XXII.7 How the price of things is set in the variation of symbolic wealth

, par Stewart

Silver is the price of merchandise or commodities. But how shall this price be set ? In other words, by what portion of silver shall each thing be represented ?

If we compare the mass of gold and silver which is in the world with the sum of merchandise it contains, it is certain that each commodity or item taken separately can be compared to a certain portion of the entire mass of gold and silver. As the total of one is to the total of the other, will part of one be to part of the other. Let us suppose that there is but one commodity or product in the world, or only one that is purchased, and that it is divided like silver : this part of this product will correspond to a part of the mass of silver, half the total of the one to half the total of the other, the tenth, hundredth, or thousandth of the one to the tenth, hundredth, or thousandth part of the other.
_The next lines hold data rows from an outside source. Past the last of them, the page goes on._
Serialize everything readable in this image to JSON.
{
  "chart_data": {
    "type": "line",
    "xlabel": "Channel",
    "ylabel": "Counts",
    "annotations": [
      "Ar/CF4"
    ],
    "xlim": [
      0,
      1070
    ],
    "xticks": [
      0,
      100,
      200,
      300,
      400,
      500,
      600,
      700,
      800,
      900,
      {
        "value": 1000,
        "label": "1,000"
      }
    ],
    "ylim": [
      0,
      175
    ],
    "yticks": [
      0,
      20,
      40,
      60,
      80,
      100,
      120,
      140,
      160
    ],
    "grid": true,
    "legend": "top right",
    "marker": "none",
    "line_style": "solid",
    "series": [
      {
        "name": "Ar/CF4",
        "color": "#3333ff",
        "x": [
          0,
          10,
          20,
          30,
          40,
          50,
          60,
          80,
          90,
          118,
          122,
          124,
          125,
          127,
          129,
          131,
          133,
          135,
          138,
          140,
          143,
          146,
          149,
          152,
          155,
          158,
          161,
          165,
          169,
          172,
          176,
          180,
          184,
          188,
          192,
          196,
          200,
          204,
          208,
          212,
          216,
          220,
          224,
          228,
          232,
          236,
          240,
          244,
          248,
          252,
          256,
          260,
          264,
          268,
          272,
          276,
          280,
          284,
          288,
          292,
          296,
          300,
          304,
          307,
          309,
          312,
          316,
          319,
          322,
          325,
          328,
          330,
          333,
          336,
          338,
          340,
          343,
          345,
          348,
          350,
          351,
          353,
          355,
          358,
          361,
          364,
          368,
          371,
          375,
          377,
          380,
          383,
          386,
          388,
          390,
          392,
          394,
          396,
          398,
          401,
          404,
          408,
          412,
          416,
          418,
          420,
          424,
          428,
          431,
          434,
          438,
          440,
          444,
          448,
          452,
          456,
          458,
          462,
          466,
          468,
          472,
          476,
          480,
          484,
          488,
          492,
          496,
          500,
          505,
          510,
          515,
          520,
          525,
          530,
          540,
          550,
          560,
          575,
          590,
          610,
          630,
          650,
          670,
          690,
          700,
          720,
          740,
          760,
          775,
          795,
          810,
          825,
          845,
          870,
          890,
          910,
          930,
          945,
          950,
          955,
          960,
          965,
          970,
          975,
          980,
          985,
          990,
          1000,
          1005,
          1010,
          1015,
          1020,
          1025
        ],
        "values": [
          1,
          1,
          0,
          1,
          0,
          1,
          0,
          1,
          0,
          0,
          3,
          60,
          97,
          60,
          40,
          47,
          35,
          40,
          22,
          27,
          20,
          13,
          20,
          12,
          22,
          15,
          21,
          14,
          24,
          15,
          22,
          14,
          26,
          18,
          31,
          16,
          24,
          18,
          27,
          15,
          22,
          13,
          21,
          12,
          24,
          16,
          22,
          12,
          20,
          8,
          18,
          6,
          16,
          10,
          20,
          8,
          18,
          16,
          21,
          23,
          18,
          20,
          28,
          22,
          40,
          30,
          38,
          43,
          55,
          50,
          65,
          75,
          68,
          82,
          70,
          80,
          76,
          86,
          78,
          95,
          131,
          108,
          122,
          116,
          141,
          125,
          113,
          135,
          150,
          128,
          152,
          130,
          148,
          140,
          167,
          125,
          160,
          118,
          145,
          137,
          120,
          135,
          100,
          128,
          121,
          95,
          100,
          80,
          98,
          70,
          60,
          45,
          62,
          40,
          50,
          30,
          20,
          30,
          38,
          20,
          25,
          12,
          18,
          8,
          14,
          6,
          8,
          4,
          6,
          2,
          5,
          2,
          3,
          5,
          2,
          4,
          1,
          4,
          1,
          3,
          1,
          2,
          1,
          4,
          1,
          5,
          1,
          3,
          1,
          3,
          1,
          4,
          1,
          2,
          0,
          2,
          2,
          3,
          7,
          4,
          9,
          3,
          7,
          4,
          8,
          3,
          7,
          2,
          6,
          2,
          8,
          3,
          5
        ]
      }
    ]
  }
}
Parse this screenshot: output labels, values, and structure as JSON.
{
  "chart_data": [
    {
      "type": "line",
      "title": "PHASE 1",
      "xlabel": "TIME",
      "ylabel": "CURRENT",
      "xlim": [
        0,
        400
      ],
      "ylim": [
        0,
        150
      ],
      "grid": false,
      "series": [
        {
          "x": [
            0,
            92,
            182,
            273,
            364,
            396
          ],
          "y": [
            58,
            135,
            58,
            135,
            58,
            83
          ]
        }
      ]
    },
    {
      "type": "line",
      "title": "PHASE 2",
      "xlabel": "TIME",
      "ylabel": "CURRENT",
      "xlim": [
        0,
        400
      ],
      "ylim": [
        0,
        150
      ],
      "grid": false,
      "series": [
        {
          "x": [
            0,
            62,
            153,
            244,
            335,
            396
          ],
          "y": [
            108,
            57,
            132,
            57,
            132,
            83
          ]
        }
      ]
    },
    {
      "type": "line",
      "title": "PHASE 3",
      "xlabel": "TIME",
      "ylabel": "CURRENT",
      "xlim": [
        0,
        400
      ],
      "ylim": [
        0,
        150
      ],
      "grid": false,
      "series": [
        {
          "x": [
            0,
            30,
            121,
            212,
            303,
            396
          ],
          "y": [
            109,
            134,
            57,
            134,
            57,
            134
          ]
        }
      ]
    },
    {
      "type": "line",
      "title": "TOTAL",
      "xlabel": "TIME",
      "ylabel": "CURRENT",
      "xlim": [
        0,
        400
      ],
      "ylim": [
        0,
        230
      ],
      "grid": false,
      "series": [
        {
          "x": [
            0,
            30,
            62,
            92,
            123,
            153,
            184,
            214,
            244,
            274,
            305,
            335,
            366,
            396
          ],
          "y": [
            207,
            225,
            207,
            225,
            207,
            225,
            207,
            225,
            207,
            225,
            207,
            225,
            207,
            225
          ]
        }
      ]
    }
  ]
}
But as what constitutes property among men is not all at the same time in the market place ; and as the metals or the moneys which are its signs also are not in the market at the same time, the prices will be set in compound ratio to the total of things with the total of signs, and to that of the total of things which are in the market with the total of signs that are also in the market ; and as the things which are not in the market today can be tomorrow, and the signs which are not in the market today can similarly return to it, the establishment of the price of things always depends fundamentally on the proportion of the total of things to the total of signs.

Thus the prince or magistrate can no more set the value of merchandise than they can establish by decree that the ratio of one to ten is equal to the ratio of one to twenty. Julian, by lowering the cost of commodities in Antioch, [1] caused a terrible famine there.